One coach who may not have such high expectations, but will find himself in the similar situation as Moloi, is Mandla Ncikazi. The new UKZN coach is, of course, also assistant coach to Steve Komphela at Lamontville Golden Arrows. Having his expertise on the bench is a fillip for the Impi. The players will get a full understanding of what is expected of them should they have ambitions of becoming professional footballers and, at the same time, the level of their play will undoubtedly improve after a rough debut season in 2018. Similarly, erstwhile coach James Mkhize (who will assist Ncikazi) can only but pick up new skills for when he is back in sole charge again.
The third Varsity Football coach who has a close connection with the pro ranks is Tlisane Motaung from UP-Tuks. He was promoted to the head coaching role in 2016 after three years assisting Vellios (who’s tied with Moloi on two titles as coach), and has gone on to have success of his own by guiding his charges to the 2017 title.

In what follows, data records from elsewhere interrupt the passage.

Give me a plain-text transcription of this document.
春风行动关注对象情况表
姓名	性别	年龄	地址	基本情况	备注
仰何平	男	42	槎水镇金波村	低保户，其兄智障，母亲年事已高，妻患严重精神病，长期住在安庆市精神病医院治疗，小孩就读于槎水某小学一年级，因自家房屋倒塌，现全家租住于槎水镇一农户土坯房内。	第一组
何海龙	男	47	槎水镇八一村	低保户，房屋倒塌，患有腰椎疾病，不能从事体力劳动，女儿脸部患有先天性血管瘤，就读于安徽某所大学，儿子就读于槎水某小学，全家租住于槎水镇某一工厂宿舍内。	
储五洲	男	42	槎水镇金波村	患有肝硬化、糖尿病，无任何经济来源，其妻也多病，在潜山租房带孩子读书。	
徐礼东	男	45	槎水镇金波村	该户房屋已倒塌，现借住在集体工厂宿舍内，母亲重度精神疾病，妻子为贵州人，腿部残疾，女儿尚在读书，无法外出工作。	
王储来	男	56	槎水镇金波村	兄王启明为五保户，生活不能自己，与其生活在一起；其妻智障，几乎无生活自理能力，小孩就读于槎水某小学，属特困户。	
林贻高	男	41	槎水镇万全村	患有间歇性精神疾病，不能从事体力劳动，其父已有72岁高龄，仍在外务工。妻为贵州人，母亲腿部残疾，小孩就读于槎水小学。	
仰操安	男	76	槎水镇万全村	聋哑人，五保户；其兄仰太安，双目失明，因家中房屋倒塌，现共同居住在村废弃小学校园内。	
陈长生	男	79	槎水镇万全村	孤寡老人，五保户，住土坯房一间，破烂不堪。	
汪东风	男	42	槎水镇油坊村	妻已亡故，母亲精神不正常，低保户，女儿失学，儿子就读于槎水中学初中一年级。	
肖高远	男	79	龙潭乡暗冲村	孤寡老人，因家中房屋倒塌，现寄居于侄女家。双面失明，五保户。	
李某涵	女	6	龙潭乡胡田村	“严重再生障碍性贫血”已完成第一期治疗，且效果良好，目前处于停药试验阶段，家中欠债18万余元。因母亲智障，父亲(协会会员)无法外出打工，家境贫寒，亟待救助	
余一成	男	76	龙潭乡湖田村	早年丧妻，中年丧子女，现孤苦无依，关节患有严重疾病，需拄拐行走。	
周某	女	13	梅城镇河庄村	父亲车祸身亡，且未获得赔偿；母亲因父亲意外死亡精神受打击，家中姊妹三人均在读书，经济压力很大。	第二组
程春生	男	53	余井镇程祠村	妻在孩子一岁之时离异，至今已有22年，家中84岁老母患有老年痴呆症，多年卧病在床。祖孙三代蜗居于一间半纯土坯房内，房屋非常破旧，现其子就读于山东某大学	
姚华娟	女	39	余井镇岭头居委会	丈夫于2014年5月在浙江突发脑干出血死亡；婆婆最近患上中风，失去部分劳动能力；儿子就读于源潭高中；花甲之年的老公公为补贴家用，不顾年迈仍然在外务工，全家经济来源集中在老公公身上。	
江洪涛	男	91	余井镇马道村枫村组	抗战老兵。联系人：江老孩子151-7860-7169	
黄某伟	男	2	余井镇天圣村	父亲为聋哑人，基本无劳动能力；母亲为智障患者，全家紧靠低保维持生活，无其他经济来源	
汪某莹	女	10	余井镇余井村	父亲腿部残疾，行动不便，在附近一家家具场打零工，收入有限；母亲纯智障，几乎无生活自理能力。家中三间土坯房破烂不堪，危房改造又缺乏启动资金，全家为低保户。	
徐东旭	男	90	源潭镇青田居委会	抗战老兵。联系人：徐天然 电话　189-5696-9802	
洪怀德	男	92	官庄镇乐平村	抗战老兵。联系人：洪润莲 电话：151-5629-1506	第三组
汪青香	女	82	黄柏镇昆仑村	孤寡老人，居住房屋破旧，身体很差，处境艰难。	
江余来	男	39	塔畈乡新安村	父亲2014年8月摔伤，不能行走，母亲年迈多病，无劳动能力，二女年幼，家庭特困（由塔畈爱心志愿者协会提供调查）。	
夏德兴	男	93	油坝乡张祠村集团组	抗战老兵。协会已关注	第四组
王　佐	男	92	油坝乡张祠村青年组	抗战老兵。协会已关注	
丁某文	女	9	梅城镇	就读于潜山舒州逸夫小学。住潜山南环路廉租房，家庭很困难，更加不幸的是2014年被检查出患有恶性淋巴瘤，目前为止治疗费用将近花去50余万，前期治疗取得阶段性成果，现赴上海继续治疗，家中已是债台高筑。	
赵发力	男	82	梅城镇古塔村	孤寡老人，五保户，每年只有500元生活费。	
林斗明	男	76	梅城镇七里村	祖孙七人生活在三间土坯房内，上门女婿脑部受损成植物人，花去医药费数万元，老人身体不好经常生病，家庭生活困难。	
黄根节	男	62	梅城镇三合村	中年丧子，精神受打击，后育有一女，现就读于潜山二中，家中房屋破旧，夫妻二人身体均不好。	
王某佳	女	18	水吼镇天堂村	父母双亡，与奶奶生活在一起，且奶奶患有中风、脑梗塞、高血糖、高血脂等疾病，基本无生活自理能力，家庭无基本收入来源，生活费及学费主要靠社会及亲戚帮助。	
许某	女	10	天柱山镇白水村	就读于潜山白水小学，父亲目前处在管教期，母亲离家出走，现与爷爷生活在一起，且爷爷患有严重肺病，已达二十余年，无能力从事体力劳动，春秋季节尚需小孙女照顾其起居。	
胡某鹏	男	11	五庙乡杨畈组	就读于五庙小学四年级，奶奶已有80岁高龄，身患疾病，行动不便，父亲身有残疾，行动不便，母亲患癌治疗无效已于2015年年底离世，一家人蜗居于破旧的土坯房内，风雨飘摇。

At the same time, Motaung has remained part of the pipeline from the TuksFootball Academy to the University of Pretoria’s professional team – whether it’s mentoring the Under-19s or coaching the reserves in the Multichoice Diski Challenge.
A NEW BROOM MAY SWEEP CLEAN
Meanwhile, there will be three ‘freshmen’ among the Varsity Football 2019 coaches: Stanton Smith (UWC), Karabo Masehela (NWU Mafikeng) and Morethebe Modutuane (UFS).
For Modutuane, whose nickname is Queen, that is because UFS were last in tournament back in 2014 when Godfrey Tenoff (their current Football Manager) was in charge. His job will thus be to put up a good show on their return to the fray. Smith will also have his predecessor (who he assisted since 2015) around as Salie Adams has stepped up to oversee men’s and women’s football at UWC. That won’t be the case for Masehela. At 29, he is the youngest of the 2019 crop of coaches, and has the unenviable task of ending the ‘bridesmaids’ tag which NWU Mafikeng have tended to carry.
SO CLOSE, YET SO FAR…
If any team is in competition with NWU Mafikeng for that tag then it is UJ, coached by Mandla Zwane. The 46-year-old, who turned out for Orlando Pirates and SuperSport United among others in his pro career as a leftback, will be determined to bring trophy success to the Orange Army. Not least because he has two semi-final disappointments from his first three years in charge.
As it happens, CUT coach Mosai Rakometsi also has two semi-final defeats on his CV. Those came consecutively in 2016-17, but the 45-year-old then watched the 2018 Varsity Football tournament from the sidelines after his team failed to qualify. In a way, having insight from the outside in, may have been of benefit to Rakometsi and CUT (who have made significant acquisitions in Keitumetse Mabathoana and Phiwokuhle Mpalala) and they could well be the dark horses for this year’s tournament.
What price, then, that a new coach claims the 2019 title… or will the older guard show their pedigree? Let the countdown to 26 September begin!